--
Primo Die Decembris.--Master Ponsonbye.
Entered for his Copye a book intituled the fayre
Queene, dyposed into xii bookes &c. Aucthorysed
vnder thandes of the Archb. of Canterbery & bothe
the Wardens, vjd.
The letter of the author's prefixed to his poem
'expounding his whole intention in the course of this
worke, which for that it giveth great light to the
reader, for the better understanding is hereunto
annexed,' addressed to 'Sir Walter Raleigh, Knight,
Lord Wardein of the Stanneryes and her Maiesties
lieftenaunt in the county of Cornewayll,' is dated
January 23, 1589--that is, 1590, according to the New
Style. Shortly afterwards, in 1590, according to both
Old and New Styles, was published by William Ponsonby
'THE FAERIE QUEENE, Disposed into twelve books,
Fashioning XII Morall vertues.' That day, which we
spoke of as beginning to arise in 1579, now fully
dawned.
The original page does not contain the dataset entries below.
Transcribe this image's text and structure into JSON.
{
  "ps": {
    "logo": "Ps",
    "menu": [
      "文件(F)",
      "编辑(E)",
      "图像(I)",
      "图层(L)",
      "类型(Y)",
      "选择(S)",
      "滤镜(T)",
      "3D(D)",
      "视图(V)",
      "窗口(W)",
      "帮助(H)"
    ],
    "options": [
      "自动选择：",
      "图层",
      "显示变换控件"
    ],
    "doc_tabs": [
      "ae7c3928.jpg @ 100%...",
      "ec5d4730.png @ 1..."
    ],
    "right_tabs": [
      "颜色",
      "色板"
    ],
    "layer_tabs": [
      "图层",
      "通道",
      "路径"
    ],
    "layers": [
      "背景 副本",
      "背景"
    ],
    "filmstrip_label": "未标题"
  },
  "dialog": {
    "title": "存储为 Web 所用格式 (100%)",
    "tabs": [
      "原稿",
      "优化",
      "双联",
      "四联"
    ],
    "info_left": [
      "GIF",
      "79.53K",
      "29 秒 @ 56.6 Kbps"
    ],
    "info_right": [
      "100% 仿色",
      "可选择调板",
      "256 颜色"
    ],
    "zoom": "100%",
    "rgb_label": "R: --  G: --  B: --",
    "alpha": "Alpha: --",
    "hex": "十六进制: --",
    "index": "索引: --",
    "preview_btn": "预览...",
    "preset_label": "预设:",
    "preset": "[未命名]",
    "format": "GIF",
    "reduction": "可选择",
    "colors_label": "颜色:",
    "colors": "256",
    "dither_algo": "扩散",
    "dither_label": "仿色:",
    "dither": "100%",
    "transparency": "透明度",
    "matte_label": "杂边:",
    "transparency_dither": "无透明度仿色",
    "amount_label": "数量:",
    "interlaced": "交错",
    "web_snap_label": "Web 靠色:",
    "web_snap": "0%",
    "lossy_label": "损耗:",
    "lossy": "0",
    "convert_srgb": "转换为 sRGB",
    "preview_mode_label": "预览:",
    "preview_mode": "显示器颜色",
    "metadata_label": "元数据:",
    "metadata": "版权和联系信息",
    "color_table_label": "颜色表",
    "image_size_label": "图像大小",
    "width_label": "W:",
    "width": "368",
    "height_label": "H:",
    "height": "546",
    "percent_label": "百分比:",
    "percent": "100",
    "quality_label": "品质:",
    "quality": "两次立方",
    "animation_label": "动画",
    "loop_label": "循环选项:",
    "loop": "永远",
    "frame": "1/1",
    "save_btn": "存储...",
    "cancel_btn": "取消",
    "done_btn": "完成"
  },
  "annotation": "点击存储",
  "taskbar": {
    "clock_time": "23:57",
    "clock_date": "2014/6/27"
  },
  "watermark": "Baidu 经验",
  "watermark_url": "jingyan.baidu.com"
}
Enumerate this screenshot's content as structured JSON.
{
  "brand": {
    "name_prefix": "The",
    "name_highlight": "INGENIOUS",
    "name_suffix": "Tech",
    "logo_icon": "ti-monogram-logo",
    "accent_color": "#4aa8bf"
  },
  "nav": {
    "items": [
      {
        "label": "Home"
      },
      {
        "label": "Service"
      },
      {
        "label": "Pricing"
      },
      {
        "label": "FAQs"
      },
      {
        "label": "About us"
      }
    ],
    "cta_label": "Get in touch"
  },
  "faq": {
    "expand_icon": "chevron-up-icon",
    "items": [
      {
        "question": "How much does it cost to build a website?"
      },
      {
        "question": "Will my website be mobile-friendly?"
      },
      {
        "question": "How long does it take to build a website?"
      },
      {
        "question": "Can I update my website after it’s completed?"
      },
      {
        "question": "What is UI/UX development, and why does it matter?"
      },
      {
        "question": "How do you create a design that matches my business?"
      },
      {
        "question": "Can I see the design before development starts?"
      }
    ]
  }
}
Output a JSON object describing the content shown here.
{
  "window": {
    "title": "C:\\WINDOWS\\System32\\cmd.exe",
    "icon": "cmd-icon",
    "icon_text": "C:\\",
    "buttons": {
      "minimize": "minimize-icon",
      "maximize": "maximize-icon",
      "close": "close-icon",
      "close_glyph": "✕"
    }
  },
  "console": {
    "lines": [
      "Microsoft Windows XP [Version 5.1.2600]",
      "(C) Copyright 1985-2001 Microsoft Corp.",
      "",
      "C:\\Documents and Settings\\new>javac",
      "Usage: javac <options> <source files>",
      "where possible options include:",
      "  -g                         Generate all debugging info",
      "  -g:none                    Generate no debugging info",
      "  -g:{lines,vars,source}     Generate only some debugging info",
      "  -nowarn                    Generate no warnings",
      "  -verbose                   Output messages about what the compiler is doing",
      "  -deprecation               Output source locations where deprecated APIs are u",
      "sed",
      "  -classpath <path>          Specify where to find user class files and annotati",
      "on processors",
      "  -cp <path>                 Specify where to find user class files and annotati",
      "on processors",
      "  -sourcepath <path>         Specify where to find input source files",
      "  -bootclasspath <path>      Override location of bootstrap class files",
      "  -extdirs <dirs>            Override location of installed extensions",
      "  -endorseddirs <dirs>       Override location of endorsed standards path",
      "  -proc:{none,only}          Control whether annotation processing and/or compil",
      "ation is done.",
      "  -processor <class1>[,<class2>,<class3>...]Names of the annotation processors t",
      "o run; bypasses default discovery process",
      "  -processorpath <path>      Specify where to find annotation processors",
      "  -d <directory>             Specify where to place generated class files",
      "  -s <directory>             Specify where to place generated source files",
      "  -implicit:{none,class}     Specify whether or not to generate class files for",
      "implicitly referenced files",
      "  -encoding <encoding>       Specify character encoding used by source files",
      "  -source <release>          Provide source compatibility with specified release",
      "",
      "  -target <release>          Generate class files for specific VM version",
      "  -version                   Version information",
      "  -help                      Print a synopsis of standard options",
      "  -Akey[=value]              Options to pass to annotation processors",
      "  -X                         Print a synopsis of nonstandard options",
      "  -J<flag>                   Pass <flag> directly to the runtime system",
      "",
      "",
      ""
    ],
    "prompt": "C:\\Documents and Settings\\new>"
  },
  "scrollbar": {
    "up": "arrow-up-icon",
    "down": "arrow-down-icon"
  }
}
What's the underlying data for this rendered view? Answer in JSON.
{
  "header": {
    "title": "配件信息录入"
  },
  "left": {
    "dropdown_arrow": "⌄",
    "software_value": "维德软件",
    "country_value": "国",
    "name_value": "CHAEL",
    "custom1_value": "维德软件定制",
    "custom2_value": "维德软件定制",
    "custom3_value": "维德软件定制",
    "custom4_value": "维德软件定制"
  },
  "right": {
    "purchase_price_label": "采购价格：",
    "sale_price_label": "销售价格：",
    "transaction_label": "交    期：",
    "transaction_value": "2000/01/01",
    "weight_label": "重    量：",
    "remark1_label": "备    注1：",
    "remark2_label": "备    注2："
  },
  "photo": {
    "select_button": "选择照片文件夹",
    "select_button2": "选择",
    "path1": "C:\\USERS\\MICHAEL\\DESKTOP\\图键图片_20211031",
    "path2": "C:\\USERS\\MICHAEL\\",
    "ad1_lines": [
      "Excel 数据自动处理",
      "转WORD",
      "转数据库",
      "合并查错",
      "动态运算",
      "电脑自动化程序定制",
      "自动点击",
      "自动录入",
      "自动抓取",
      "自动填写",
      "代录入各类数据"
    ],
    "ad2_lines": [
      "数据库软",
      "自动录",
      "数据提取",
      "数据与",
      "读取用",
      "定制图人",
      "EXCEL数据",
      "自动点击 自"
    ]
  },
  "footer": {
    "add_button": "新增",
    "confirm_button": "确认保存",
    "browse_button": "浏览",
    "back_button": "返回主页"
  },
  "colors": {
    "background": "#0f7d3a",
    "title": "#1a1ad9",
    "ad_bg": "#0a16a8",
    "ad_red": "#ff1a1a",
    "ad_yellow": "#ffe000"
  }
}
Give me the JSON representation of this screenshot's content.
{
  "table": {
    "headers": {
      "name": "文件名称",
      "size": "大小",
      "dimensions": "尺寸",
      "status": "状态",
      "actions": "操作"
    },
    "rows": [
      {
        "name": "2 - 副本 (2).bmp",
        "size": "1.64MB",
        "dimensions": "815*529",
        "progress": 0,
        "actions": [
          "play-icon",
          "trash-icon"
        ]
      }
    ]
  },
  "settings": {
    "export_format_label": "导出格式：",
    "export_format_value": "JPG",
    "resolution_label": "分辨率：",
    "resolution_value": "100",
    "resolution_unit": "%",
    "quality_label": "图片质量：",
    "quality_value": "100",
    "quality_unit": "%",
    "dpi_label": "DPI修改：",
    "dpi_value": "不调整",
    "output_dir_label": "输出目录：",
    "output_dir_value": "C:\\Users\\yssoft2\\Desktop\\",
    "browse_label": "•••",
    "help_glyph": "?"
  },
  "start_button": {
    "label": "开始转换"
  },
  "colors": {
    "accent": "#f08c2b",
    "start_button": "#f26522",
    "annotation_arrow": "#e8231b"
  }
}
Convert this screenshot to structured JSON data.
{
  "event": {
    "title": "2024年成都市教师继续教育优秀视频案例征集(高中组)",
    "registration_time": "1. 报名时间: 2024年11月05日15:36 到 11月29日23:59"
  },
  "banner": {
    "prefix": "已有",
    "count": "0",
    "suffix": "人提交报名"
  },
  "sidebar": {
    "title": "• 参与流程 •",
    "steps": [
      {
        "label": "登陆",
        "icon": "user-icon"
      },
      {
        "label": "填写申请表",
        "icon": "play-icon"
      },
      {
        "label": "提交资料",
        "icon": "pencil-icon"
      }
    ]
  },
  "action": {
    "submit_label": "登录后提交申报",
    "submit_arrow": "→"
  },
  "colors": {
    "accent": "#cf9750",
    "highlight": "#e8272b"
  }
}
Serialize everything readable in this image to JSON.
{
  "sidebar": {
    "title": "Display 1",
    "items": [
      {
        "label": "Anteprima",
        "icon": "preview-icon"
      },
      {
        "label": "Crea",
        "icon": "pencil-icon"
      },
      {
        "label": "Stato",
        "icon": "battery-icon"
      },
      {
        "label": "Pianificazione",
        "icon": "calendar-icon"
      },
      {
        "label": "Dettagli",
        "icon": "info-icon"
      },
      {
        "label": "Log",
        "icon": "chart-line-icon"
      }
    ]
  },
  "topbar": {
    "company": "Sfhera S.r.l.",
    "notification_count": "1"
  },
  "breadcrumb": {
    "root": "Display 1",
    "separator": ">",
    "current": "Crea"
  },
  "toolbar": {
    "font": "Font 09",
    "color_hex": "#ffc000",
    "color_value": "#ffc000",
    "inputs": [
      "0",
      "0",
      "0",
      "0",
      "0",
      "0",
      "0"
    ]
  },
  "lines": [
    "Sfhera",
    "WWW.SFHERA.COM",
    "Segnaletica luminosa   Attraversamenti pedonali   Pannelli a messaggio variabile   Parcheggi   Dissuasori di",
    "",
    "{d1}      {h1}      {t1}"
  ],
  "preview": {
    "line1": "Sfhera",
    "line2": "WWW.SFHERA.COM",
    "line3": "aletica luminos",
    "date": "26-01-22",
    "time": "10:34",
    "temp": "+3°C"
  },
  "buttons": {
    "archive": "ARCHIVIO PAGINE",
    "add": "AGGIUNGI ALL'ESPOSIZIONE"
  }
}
The silence of well nigh two centuries was now
broken, not again to prevail, by mighty voices. During
Spenser's absence in Ireland, William Shakspere had
come up from the country to London. The exact date of
his advent it seems impossible to ascertain. Probably
enough it was 1585; but it may have been a little
later. We may, however, be fairly sure that by the
time of Spenser's arrival in London in 1589, Shakspere
was already occupying a notable position in his
profession as an actor; and what is more important,
there can be little doubt he was already known not only
as an actor, but as a play-writer. What he had already
written was not comparable with what he was to write
subsequently; but even those early dramas gave promise
of splendid fruits to be thereafter yielded. In 1593
appeared _Venus and Adonis_; in the following year
_Lucrece_; in 1595, Spenser's _Epithalamion_; in 1596,
the second three books of the _Faerie Queene_; in 1597
_Romeo and Juliet_, _King Richard the Second_, and
_King Richard the Third_ were printed, and also Bacon's
_Essays_ and the first part of Hooker's _Ecclesiastical
Polity_. During all these years various plays, of
increasing power and beauty, were proceeding from
Shakspere's hands; by 1598 about half of his extant
plays had certainly been composed. Early in 1599, he,
who may be said to have ushered in this illustrious
period, he whose radiance first dispersed the darkness
and made the day begin to be, our poet Spenser, died.